Gu Li Sheng menundukkan kepalanya ke tangannya, sangat curiga ada sesuatu yang salah dengan matanya.
“Baiklah.” Gu Li Sheng akhirnya cukup menenangkan diri untuk berkata demikian. Ia mengerahkan seluruh kendalinya untuk mempertahankan penampilan sebagai guru yang ramah dan anggun, lalu perlahan meletakkan sebuah buku tepat di depan Jun Wu Xie.
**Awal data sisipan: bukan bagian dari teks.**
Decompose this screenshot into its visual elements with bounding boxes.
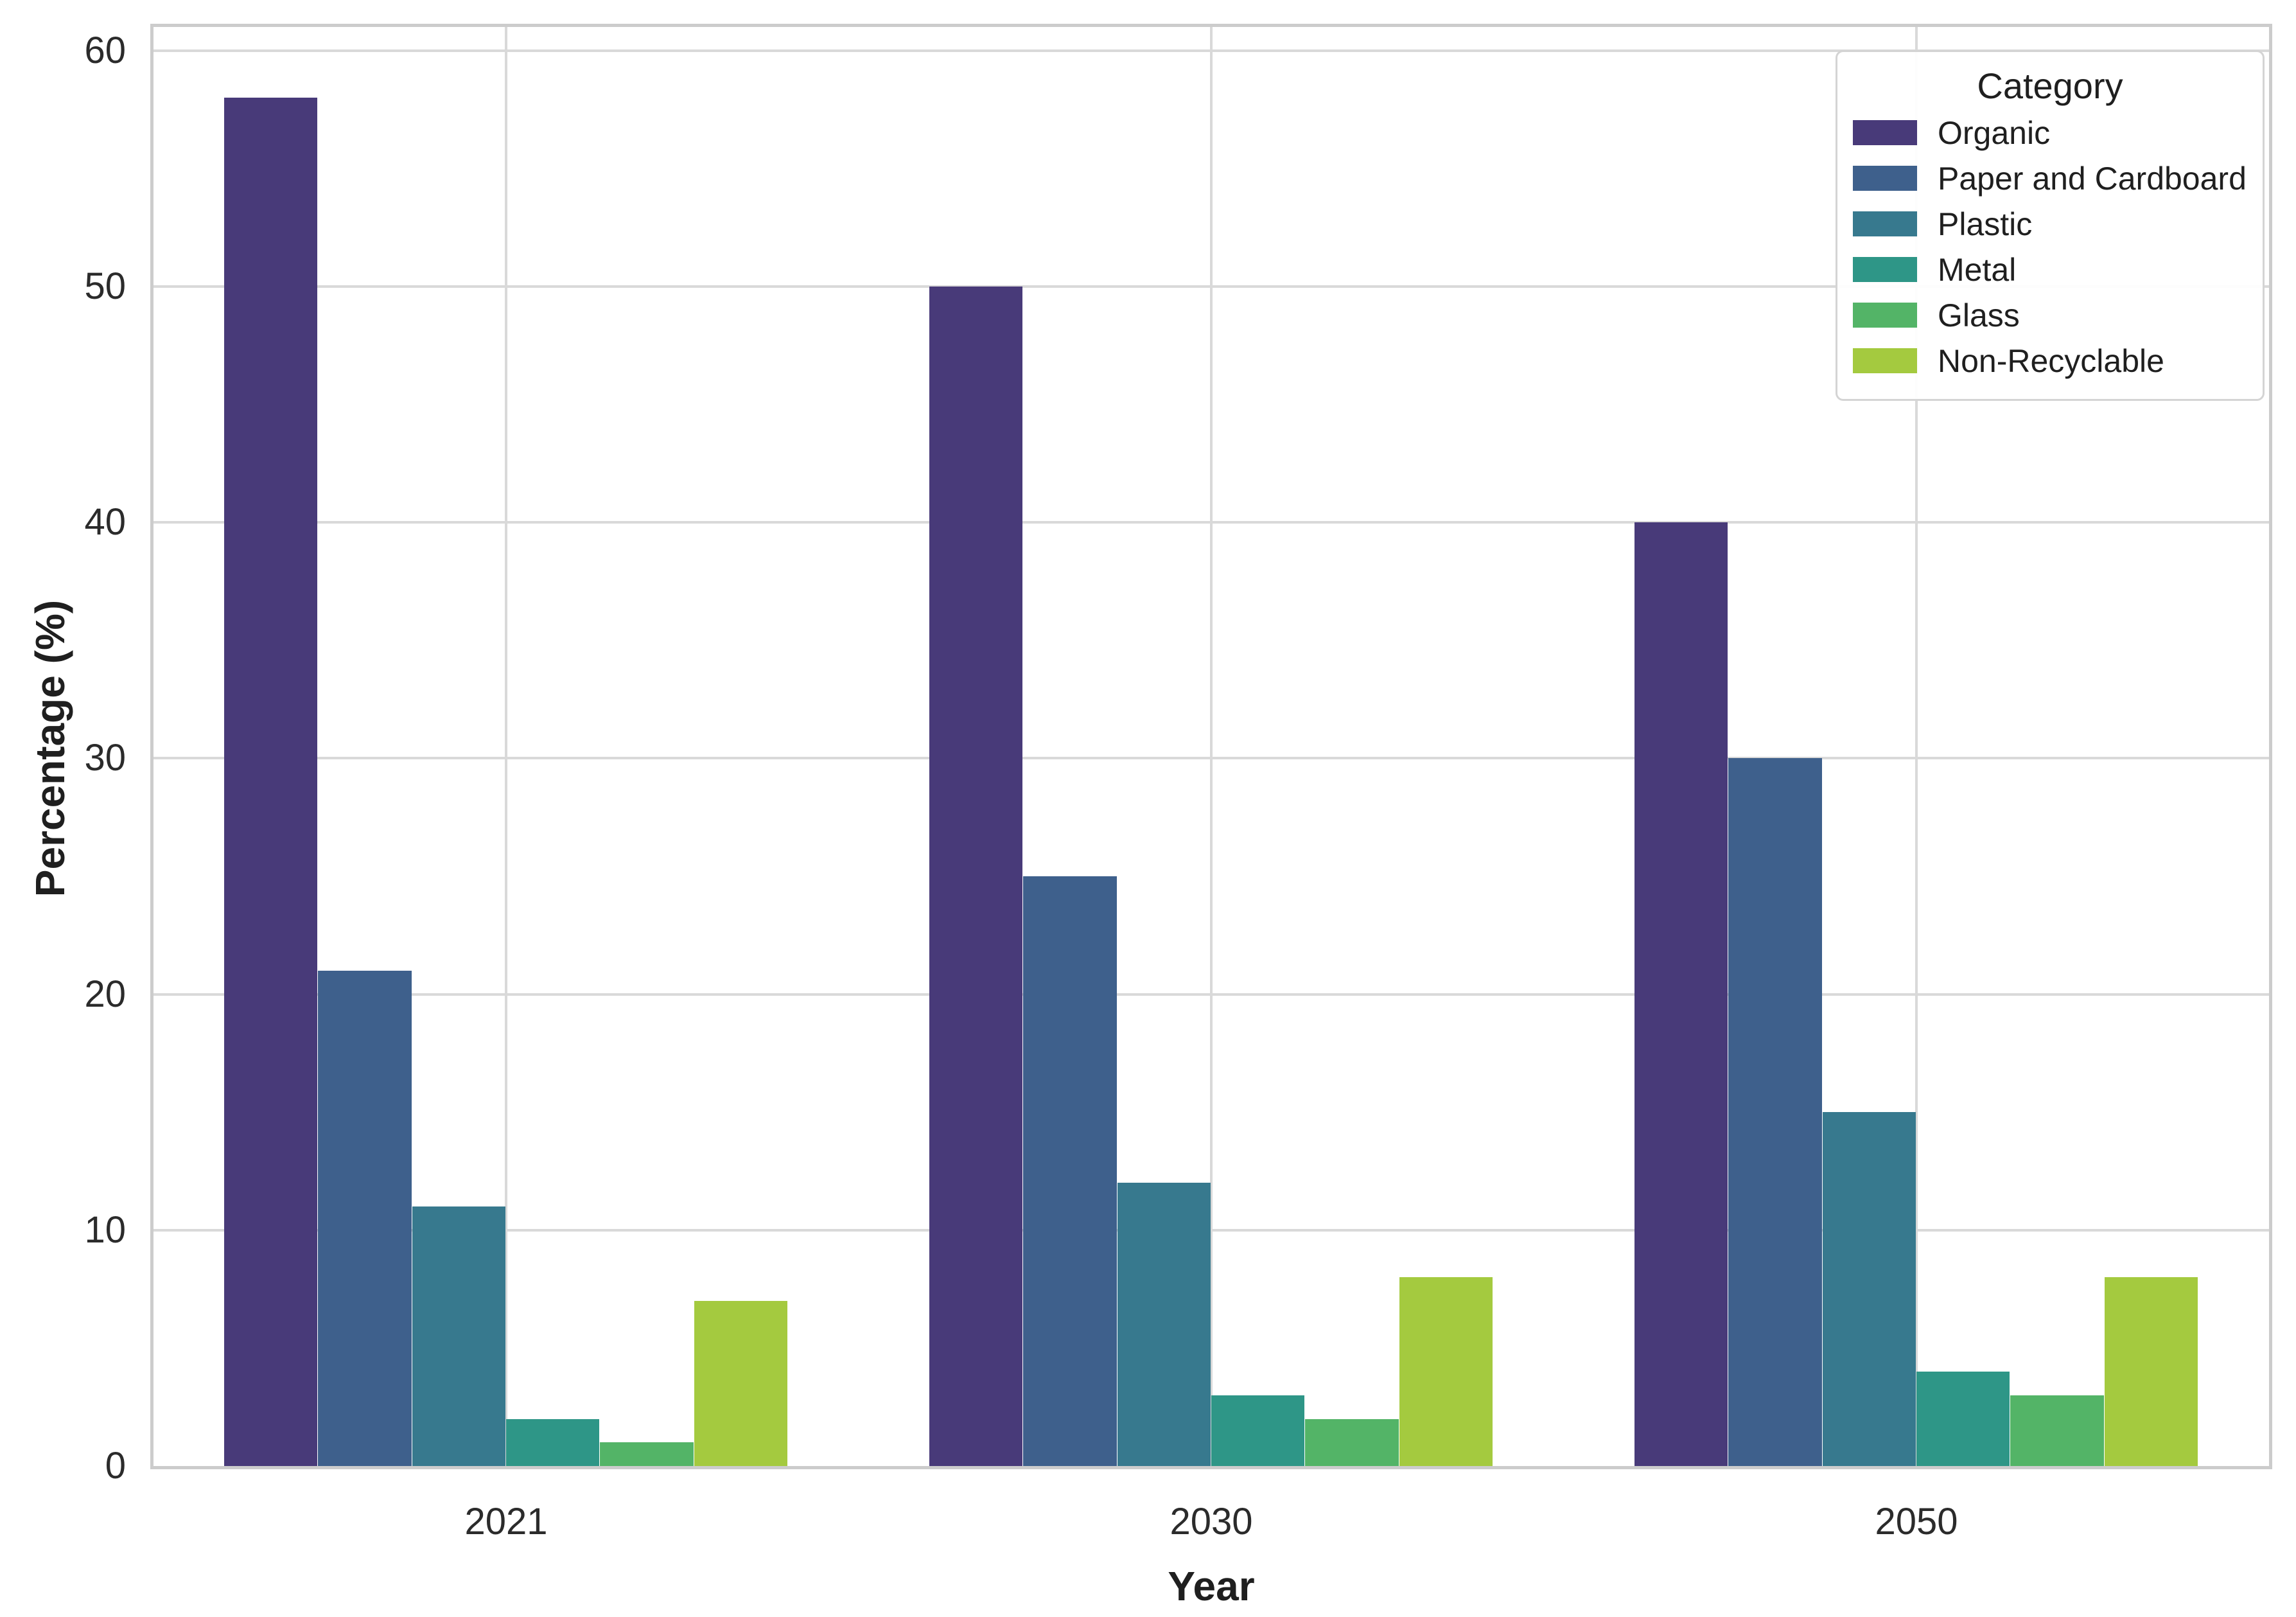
bar-2050-paper-and-cardboard <box>1728 758 1822 1466</box>
bar-2021-glass <box>600 1442 694 1466</box>
bar-2050-metal <box>1916 1372 2010 1466</box>
x-tick-label-2021: 2021 <box>464 1501 548 1542</box>
y-tick-label-30: 30 <box>84 737 126 779</box>
bar-2050-non-recyclable <box>2104 1277 2198 1466</box>
bar-2021-paper-and-cardboard <box>318 970 412 1466</box>
legend-label: Glass <box>1938 297 2020 333</box>
y-tick-label-0: 0 <box>105 1445 126 1487</box>
bar-2021-organic <box>223 98 318 1466</box>
legend-rows: Organic Paper and Cardboard Plastic Metal Gl… <box>1853 110 2247 384</box>
legend-swatch-icon <box>1853 166 1917 191</box>
bar-2030-glass <box>1305 1418 1399 1466</box>
bar-2030-metal <box>1211 1395 1305 1466</box>
legend-swatch-icon <box>1853 211 1917 236</box>
bar-2030-plastic <box>1117 1183 1211 1466</box>
bar-2050-glass <box>2010 1395 2104 1466</box>
y-tick-label-60: 60 <box>84 29 126 71</box>
x-axis-label: Year <box>1168 1563 1255 1609</box>
bar-2021-plastic <box>412 1206 505 1466</box>
x-tick-label-2030: 2030 <box>1170 1501 1253 1542</box>
y-tick-label-40: 40 <box>84 501 126 543</box>
legend-label: Non-Recyclable <box>1938 342 2164 379</box>
bar-2030-paper-and-cardboard <box>1023 876 1117 1466</box>
legend-row-non-recyclable: Non-Recyclable <box>1853 338 2247 384</box>
legend-label: Organic <box>1938 114 2051 151</box>
legend-label: Metal <box>1938 251 2017 288</box>
bar-2050-plastic <box>1822 1112 1916 1466</box>
legend-row-plastic: Plastic <box>1853 201 2247 247</box>
v-gridline-2050 <box>1915 27 1918 1466</box>
legend-title: Category <box>1977 66 2123 106</box>
legend-label: Paper and Cardboard <box>1938 160 2247 197</box>
legend-row-organic: Organic <box>1853 110 2247 155</box>
bar-2030-non-recyclable <box>1399 1277 1493 1466</box>
legend-swatch-icon <box>1853 120 1917 145</box>
legend-swatch-icon <box>1853 257 1917 282</box>
legend-row-paper-and-cardboard: Paper and Cardboard <box>1853 155 2247 201</box>
v-gridline-2021 <box>505 27 507 1466</box>
legend-row-metal: Metal <box>1853 247 2247 292</box>
bar-2050-organic <box>1634 522 1728 1466</box>
legend-box: Category Organic Paper and Cardboard Plast… <box>1836 50 2265 401</box>
y-tick-label-50: 50 <box>84 265 126 307</box>
bar-2021-non-recyclable <box>694 1300 788 1466</box>
legend-row-glass: Glass <box>1853 292 2247 338</box>
legend-swatch-icon <box>1853 303 1917 328</box>
y-tick-label-10: 10 <box>84 1208 126 1251</box>
bar-2021-metal <box>506 1418 600 1466</box>
y-axis-label: Percentage (%) <box>27 599 73 897</box>
legend-label: Plastic <box>1938 206 2033 242</box>
bar-2030-organic <box>929 286 1023 1466</box>
x-tick-label-2050: 2050 <box>1875 1501 1958 1542</box>
v-gridline-2030 <box>1210 27 1213 1466</box>
legend-swatch-icon <box>1853 348 1917 373</box>
y-tick-label-20: 20 <box>84 973 126 1015</box>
“Dasar-dasar Penyembuhan Roh semuanya tertulis di sana. Anda akan merasa itu bermanfaat.”
Jun Wu Xie mengulurkan tangannya dan menundukkan kepalanya untuk mulai membaca saat halaman-halaman buku itu berbalik dengan cepat.
Buku itu tidak tebal dan Jun Wu Xie telah membolak-baliknya beberapa kali. Dia menghafal semua isinya dan kemudian meletakkan buku itu kembali di atas meja.
Gu Li Sheng mengamati Jun Xie saat ia membolak-balik buku beberapa kali dengan cepat, lalu meletakkan buku itu kembali di atas meja. Tiba-tiba, ia menyadari bahwa pikirannya tidak mampu memberikan respons yang tepat terhadap tindakan Jun Xie.
Dia menatap buku di atas meja, lalu menatap Jun Wu Xie.
Jun Wu Xie hanya balas menatapnya, wajahnya tanpa ekspresi.